C'est la fin…?

Aujourd'hui, le monde subit les conséquences dévastatrices de l'action climatique. Les médias rapportent des incendies de forêt en Turquie, en Californie, des inondations en Europe et en Chine, des vagues de chaleur en Amérique du Nord et des sécheresses dévastatrices à Madagascar, parmi de nombreuses autres catastrophes liées aux conditions météorologiques.

Ces derniers jours, un nouveau rapport du Groupe d'experts intergouvernemental sur l'évolution du climat (GIEC), dans lequel la réalité climatique de la Terre comme une préoccupation extrême pour l'espèce humaine et pour toute la biodiversité. Le GIEC, après avoir examiné plus de 14.000 XNUMX articles scientifiques, a évalué comment le réchauffement climatique va changer le monde au cours des prochaines décennies.

Aujourd'hui, le monde souffre de conséquences dévastatrices de l'action climatique. Les médias font état d'incendies de forêt en Turquie, d'inondations en Europe et en Chine, de vagues de chaleur en Amérique du Nord et de sécheresses dévastatrices à Madagascar, parmi de nombreuses autres catastrophes liées aux conditions météorologiques.

Chiffres

Le réchauffement climatique atteint déjà 1,1 ° C, et il y a beaucoup d'inquiétude que il ne peut pas être arrêté à 1,5°C, qui est l'objectif auto-imposé des pays du monde dans l'Accord de Paris. Si la situation actuelle perdure, les scientifiques prédisent qu'une hausse de 1,5°C en 2040, 2,0°C en 2060 et 2,7°C en 2100.

Le rapport indique que, dans un scénario dans lequel émissions de dioxyde de carbone et d'autres gaz de effet de serre (GES) doubler d'ici le milieu du siècle, l'augmentation de la température pourrait atteindre des niveaux autour de 4,0 °C en 2100, qualifiés de catastrophiques par le rapport, car chaque degré d'augmentation représente une augmentation de 7 % des précipitations, augmentant ainsi les inondations et les tempêtes.
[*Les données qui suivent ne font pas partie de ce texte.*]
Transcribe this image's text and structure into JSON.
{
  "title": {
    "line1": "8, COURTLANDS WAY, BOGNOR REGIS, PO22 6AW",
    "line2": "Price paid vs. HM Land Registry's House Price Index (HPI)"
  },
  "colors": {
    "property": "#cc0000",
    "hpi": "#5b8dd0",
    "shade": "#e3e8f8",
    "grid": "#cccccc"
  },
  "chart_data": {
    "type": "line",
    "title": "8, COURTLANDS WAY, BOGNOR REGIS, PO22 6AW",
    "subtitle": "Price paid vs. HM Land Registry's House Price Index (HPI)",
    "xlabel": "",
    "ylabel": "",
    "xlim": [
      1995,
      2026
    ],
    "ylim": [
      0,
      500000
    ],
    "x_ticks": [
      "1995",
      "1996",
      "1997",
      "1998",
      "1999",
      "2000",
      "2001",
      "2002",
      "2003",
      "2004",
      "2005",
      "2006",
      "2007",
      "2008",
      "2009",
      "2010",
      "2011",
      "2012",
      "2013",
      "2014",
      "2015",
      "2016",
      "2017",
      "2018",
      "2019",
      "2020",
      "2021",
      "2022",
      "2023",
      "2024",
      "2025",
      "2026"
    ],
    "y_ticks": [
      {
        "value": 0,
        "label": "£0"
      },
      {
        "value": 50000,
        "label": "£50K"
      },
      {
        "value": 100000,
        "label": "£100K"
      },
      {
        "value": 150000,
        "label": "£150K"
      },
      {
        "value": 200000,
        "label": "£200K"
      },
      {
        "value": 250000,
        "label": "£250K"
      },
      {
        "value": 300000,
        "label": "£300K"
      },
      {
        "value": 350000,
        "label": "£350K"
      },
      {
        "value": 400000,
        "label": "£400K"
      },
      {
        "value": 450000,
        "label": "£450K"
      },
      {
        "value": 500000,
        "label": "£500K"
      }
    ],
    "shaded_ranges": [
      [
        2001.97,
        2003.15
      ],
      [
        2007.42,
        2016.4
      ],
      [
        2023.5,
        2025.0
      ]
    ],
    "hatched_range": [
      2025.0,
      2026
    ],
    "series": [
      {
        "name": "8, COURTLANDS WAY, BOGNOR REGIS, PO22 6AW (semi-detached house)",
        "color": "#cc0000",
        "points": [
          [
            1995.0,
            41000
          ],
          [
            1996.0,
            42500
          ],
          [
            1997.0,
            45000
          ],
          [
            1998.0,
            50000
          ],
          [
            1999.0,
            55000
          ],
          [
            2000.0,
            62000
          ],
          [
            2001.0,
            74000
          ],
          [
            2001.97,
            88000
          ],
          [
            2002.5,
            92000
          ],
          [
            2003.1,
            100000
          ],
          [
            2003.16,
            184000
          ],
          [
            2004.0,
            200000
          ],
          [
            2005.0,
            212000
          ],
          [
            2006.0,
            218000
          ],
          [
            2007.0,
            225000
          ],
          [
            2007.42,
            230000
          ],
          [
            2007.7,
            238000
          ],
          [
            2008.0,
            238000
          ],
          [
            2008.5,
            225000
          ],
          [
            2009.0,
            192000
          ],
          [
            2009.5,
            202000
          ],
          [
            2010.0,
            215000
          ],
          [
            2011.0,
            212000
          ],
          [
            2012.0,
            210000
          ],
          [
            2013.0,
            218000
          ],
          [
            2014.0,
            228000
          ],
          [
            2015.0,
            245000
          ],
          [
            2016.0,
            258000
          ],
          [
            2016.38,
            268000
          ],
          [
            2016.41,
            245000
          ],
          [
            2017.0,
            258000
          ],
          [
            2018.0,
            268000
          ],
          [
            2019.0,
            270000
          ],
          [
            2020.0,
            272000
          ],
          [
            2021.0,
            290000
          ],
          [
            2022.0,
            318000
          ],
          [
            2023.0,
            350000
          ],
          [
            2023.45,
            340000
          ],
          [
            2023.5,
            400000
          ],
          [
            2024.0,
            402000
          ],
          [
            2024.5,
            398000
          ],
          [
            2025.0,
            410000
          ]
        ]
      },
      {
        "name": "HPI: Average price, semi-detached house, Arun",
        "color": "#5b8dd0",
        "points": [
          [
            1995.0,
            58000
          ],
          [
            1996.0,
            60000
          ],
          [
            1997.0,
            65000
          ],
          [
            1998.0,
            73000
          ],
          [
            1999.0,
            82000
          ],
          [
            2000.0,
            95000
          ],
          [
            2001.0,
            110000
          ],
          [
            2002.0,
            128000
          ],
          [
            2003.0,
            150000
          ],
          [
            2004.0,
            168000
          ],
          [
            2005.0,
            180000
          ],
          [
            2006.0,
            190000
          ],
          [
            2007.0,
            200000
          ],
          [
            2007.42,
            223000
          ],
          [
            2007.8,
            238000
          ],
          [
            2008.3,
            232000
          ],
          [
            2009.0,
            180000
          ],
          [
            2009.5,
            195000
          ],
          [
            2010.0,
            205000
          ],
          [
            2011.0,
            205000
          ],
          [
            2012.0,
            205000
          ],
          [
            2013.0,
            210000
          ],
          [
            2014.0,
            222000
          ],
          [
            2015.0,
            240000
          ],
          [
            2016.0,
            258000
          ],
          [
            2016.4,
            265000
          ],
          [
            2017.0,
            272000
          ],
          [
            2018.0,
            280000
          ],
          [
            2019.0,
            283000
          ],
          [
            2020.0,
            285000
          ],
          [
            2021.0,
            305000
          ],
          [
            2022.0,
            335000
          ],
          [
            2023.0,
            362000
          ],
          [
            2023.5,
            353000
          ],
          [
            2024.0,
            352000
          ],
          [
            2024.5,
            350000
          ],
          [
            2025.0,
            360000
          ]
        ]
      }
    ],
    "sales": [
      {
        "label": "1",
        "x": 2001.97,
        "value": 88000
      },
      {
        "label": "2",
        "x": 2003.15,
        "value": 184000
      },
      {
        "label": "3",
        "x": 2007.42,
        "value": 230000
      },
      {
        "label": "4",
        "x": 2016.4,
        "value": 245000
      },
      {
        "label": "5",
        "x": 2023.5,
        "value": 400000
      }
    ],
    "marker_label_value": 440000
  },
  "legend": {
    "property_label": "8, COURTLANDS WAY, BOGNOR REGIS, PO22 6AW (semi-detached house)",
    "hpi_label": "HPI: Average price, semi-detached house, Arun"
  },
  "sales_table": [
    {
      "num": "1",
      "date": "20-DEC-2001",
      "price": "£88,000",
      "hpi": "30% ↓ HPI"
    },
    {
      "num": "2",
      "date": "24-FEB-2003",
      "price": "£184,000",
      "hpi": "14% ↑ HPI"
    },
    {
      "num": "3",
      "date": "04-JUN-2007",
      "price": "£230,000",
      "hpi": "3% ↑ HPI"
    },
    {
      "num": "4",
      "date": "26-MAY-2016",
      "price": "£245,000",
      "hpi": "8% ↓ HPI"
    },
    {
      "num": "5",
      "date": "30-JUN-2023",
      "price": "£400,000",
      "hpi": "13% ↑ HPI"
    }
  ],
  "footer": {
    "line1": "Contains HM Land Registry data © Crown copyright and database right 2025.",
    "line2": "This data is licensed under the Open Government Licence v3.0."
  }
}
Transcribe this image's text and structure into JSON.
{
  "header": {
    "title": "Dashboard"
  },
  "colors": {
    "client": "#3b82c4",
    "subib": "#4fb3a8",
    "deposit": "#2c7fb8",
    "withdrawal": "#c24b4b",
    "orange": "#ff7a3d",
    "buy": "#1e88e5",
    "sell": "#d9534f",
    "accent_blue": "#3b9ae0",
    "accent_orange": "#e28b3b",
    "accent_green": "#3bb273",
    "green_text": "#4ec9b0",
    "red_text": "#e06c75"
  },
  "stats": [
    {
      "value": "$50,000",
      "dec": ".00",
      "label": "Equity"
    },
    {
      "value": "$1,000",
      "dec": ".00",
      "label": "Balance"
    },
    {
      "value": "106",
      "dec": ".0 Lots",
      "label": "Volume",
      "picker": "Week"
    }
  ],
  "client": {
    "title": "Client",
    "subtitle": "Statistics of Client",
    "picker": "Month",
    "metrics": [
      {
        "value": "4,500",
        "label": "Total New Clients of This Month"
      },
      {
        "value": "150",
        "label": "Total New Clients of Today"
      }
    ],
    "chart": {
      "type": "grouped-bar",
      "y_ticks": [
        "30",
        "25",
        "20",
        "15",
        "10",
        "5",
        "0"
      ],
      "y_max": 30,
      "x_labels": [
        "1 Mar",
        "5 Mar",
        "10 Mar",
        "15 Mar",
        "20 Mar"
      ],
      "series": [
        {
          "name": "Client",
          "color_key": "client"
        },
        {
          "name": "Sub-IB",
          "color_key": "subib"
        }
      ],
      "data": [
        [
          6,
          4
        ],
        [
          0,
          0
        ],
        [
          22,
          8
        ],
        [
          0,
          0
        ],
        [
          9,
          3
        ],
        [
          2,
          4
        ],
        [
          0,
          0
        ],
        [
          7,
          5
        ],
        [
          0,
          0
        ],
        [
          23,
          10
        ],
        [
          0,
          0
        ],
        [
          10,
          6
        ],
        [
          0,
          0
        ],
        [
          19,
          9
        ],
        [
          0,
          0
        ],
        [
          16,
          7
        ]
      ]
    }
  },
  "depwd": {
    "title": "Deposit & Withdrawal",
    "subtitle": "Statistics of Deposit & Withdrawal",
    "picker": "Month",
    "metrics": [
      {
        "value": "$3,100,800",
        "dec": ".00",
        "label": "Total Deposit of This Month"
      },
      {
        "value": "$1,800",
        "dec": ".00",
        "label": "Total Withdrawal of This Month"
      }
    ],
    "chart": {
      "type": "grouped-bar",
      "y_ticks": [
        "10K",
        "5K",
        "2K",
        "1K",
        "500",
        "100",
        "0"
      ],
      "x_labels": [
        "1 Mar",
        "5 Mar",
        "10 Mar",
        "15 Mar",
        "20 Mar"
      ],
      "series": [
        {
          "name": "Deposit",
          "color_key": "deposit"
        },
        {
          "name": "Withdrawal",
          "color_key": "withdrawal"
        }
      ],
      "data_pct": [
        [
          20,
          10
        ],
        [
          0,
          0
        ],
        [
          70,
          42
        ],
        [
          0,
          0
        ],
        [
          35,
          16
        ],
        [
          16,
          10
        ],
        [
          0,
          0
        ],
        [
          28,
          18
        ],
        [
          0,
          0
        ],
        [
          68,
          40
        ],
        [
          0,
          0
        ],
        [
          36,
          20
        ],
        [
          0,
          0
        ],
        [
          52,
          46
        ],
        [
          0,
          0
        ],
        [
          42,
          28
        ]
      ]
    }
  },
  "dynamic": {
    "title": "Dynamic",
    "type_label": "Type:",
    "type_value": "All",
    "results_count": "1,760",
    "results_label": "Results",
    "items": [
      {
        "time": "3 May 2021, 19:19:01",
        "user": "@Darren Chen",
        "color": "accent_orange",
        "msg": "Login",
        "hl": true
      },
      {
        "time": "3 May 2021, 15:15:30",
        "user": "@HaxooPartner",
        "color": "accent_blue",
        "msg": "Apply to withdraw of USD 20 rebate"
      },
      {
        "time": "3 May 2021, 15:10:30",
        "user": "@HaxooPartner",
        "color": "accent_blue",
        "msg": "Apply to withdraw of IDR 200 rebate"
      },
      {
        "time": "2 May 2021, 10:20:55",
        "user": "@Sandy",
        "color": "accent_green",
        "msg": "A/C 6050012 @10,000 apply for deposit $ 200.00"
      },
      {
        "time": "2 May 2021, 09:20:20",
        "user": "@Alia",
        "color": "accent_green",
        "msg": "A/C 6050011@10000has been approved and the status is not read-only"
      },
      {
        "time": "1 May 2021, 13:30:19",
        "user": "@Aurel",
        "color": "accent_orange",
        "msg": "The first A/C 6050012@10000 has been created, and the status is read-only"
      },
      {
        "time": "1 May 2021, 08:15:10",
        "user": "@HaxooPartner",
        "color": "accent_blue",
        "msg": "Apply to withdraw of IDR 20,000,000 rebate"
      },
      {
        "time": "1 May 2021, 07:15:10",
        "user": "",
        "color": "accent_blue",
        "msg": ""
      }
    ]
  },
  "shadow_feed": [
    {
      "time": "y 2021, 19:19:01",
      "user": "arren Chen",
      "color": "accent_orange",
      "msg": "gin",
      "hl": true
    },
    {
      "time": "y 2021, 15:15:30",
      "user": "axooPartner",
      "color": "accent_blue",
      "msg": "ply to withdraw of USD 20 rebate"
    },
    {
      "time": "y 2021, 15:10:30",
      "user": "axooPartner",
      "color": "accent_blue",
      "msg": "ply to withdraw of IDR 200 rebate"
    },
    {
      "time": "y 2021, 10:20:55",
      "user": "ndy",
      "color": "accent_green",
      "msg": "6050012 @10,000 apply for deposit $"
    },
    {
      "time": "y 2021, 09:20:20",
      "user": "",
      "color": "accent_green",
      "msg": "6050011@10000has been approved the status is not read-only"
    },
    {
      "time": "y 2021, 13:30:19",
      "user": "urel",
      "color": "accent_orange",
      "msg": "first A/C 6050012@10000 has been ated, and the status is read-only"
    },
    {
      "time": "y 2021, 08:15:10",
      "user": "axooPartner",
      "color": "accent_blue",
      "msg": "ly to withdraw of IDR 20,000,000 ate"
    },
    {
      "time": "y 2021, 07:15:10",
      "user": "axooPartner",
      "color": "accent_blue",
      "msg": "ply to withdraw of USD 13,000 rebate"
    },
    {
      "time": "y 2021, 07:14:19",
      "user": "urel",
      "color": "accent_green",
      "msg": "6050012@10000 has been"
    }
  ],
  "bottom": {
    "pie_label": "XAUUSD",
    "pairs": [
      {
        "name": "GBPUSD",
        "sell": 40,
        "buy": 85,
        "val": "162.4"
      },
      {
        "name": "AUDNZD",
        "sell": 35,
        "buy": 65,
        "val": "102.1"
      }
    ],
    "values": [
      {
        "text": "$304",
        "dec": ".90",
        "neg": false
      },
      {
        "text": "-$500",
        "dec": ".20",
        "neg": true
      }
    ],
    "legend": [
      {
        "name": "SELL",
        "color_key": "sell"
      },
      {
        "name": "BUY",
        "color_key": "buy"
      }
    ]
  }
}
Ajouté au fait que les glaciers de montagne et la glace aux pôles continueront de fondre pendant de nombreuses décennies ou siècles, il n'est donc pas possible d'exclure que l'élévation du niveau de la mer approchera de 2.0 mètres à la fin du siècle dans ce scénario.

Dans un scénario optimiste, envisagé par le rapport, dans lequel la neutralité carbone, ou zéro émission est atteinte au milieu de ce siècle, l'augmentation de la température serait de 1,5°C en 2040, 1,6°C en 2060 et elle pourrait chuter à 1,4°C. C d'ici la fin du siècle.

Quelques données qui ressortent du rapport du GIEC :

- Il est presque certain que les températures extrêmes, y compris les canicules, sont devenues plus fréquentes et plus intenses depuis les années 1950.

- De leur côté, les épisodes de froid sont devenus moins fréquents et plus sévères.

- Les cinq dernières années ont été les plus chaudes jamais enregistrées depuis 1850.

- La température moyenne dans le monde était supérieure de plus de 1°C au cours de la décennie 2010-2020.

- Le taux moyen d'élévation du niveau de la mer a presque triplé.

- Le principal facteur du recul global des glaciers depuis les années 1990 et de la diminution de la banquise aux pôles est attribué à 90 % à l'influence humaine.

- Les vagues de chaleur extrêmes se produisaient une fois par décennie à l'époque préindustrielle. Actuellement, ils se produisent 2,3 fois en une décennie et pourraient atteindre 9,4 fois dans un scénario avec une température plus élevée de 4,0 ° C. Presque un par an.

- L'océan a subi son plus grand réchauffement en 3.000 ans au cours du siècle dernier.

"Une alerte rouge pour l'humanité"

Le rapport souligne l'urgence de l'action climatique à l'avenir que nous aurons si nous prenons de mauvaises décisions et suggère que possibilité d'inverser ce scénario, bien qu'il soit très rare, il est encore scientifiquement possible si des mesures urgentes sont prises pour réduire les émissions de carbone et restaurer la nature.

Le document, préparé par plus de 200 auteurs de 66 pays, reconnaît que la réduction des émissions n'aurait d'effet sur la température globale de la planète qu'au bout de deux décennies et que seuls les avantages de la pollution de l'air seraient perçus plus tôt.

« C'est une vérification des faits ; Il est incontestable que les humains réchauffent la planète. Et pour bon nombre de ces conséquences, il n’y a pas de retour en arrière possible », a déclaré le professeur Ed Hawkins de l’Université de Reading, au Royaume-Uni, l’un des auteurs du rapport. Il s'agit de "une alerte rouge pour l'humanité"a déclaré le Secrétaire général des Nations Unies, António Guterres.